Par ailleurs, il semble que Ramana Maharshi, dans ses enseignements, ait nié que la réincarnation existe (ce point n’est pas sûr).
Cependant, cette expérience d’éveil, malgré les similarités avec la mystique chrétienne, est-elle la même chose et aboutit-elle au même résultat ? Les différences de vocabulaire entre deux cultures sont compréhensibles, mais peut-on tout résumer à cela ? Lorsqu’il décrit le monde comme « irréel », est-ce simplement une façon indienne de dire comme la théologie chrétienne que le monde n’a de fondement qu’en Dieu et pas en soi, et n’est qu’une création? Ou est-ce bien que réellement, pour lui, nos vies, nos actions n’ont pas d’importance et de poids ? Je ne suis pas sûre. Cette notion d’irréalité peut déprécier ce qui est bien comme ce qui est mal, et amener de l’indifférence vis à vis du monde. Je ne sais pas si c’est le cas de Ramana Maharshi, cependant son enseignement est ambigu.
On notera aussi que l’expérience « d’éveil » qu’il a vécue n’est pas le point culminant d’années de recherche spirituelle. Il semble avoir été touché par la grâce de Dieu, gratuitement, comme il arrive à beaucoup de personnes au sein ou en dehors du christianisme. Son enseignement de méditation est le suivant : s’interroger sans cesse sur « Qui suis-je ?». Mais ce n’est pas l’enseignement qu’il a suivi et qui a amené son expérience. Il n’a expérimenté cette méditation qu’après la descente de l’Esprit Saint.

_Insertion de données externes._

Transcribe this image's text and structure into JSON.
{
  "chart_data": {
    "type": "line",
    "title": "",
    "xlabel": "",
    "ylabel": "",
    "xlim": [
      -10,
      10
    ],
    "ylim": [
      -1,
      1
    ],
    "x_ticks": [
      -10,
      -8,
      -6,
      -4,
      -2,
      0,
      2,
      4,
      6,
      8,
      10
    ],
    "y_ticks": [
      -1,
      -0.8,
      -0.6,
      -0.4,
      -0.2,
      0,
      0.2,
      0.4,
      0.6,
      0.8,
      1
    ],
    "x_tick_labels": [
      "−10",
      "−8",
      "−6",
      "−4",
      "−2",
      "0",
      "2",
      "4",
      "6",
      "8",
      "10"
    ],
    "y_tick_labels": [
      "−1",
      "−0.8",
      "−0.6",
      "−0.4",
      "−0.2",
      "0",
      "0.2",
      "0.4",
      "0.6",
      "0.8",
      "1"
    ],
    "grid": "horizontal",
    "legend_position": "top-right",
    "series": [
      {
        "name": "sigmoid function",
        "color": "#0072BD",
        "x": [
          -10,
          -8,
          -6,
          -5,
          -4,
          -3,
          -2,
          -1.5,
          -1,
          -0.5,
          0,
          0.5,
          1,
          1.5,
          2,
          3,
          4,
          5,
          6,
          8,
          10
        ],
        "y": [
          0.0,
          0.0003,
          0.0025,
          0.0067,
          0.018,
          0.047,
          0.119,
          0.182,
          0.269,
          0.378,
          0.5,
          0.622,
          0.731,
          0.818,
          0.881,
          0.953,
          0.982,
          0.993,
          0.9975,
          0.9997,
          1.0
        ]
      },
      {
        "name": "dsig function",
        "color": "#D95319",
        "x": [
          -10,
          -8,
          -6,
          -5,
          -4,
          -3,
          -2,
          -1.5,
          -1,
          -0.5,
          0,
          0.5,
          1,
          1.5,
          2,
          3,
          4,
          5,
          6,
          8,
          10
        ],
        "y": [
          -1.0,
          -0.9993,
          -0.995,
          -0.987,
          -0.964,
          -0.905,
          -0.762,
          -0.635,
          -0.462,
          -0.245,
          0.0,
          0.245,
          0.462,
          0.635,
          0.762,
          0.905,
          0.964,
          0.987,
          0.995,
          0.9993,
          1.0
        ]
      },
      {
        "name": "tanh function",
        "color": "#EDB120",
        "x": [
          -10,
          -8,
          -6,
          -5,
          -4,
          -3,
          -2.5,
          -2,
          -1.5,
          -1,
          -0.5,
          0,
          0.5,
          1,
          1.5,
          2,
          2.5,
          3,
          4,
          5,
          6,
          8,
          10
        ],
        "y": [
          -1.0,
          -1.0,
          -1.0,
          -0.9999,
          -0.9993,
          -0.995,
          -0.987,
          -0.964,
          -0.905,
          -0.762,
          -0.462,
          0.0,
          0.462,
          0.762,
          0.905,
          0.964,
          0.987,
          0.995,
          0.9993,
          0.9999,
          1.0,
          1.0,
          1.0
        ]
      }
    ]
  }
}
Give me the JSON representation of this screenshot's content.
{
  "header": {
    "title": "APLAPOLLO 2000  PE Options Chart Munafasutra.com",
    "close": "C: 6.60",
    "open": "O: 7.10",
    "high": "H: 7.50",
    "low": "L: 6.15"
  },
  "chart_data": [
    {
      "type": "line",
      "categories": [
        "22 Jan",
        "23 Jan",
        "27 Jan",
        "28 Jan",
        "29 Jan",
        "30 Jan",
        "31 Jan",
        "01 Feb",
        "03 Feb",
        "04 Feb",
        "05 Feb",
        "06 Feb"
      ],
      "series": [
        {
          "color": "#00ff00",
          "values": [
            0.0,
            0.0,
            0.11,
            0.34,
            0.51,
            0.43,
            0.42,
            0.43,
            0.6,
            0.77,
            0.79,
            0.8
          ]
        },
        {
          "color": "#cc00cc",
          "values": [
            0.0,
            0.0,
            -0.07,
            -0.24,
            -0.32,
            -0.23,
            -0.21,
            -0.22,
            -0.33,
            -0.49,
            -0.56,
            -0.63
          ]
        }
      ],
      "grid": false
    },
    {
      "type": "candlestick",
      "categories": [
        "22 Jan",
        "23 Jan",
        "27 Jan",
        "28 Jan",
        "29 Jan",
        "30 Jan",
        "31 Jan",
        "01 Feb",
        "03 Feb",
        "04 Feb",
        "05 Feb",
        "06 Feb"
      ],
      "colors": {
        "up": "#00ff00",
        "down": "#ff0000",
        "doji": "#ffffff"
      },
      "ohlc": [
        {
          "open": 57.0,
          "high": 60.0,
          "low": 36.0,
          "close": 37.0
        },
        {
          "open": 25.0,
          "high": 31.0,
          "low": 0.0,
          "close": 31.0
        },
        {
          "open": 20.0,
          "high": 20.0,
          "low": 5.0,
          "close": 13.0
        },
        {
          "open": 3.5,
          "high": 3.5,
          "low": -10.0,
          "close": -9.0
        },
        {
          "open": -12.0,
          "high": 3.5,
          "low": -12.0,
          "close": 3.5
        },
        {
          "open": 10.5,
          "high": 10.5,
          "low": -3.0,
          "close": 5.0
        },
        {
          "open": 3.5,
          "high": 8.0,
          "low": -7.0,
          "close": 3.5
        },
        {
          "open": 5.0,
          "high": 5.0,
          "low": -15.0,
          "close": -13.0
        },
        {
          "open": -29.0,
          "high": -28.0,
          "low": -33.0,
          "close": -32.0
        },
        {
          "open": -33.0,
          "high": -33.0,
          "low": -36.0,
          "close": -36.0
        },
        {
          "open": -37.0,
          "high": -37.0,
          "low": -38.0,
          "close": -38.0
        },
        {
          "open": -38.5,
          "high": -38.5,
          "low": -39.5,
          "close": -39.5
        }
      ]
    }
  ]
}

D’autre part, en se focalisant sur la « quête du Soi », le message a-t-il été bien compris ? Combien de personnes aujourd’hui se focalisent sur la pratique de la méditation, en ne se préoccupant que d’elles-mêmes et prétendent qu’elles n’ont aucunement besoin d’une pratique religieuse, d’humilité ou de charité ?
L’enseignement de Ramana Maharshi semble principalement destiné à éclairer le monde indien, absolument pas aux occidentaux qui sont déjà suffisamment absorbés comme cela dans leur quête d’eux-mêmes. Son expérience semble de plus extraordinaire et pas réellement en lien avec ses enseignements ; je pense qu’il faut la considérer comme liée à sa personne et pas du tout comme représentative.
Pour revenir à la question de départ, il se pourrait que la mystique de l’hindouisme, de l’advaita devanta conduise au même point que la mystique chrétienne. Néanmoins, le cadre conceptuel de l’advaita devanta semble problématique : cette focalisation sur soi (la méditation n’est pas autre chose), cette identification de Dieu et d’un Soi incréé et éternel, le côté irréel du monde… Selon moi, la mystique doit aussi amener une sagesse qui donne sens au monde et à notre expérience. Il n’y en a pas vraiment, au final : le monde reste un simple jeu sans but, une illusion vouée à disparaître, et l’on ne sait pas ce que l’on vient y faire ni qui nous a mis là. Nous sommes apparement Dieu et puis c’est tout, mais aucune « personne éveillée » ne s’est jamais rappelé d’avoir été Dieu puis décidé de s’incarner en tel corps.
Je le répète : il y a confusion entre esprit et Esprit. Cette mystique n’apporte pas de réponses claires aux questions que l’on se pose et me semble par là-même incomplète. L’advaita devanta est bien une spiritualité contrairement au bouddhisme ; mais elle méconnaît le transcendant et s’arrête au spirituel créé. On arrive aux limites de ce que l’être humain peut connaître en l’absence de Révélation Divine.
On retourne donc au départ : l’importance capitale du sens, de la raison, pour l’être humain, et pas juste de l’expérience.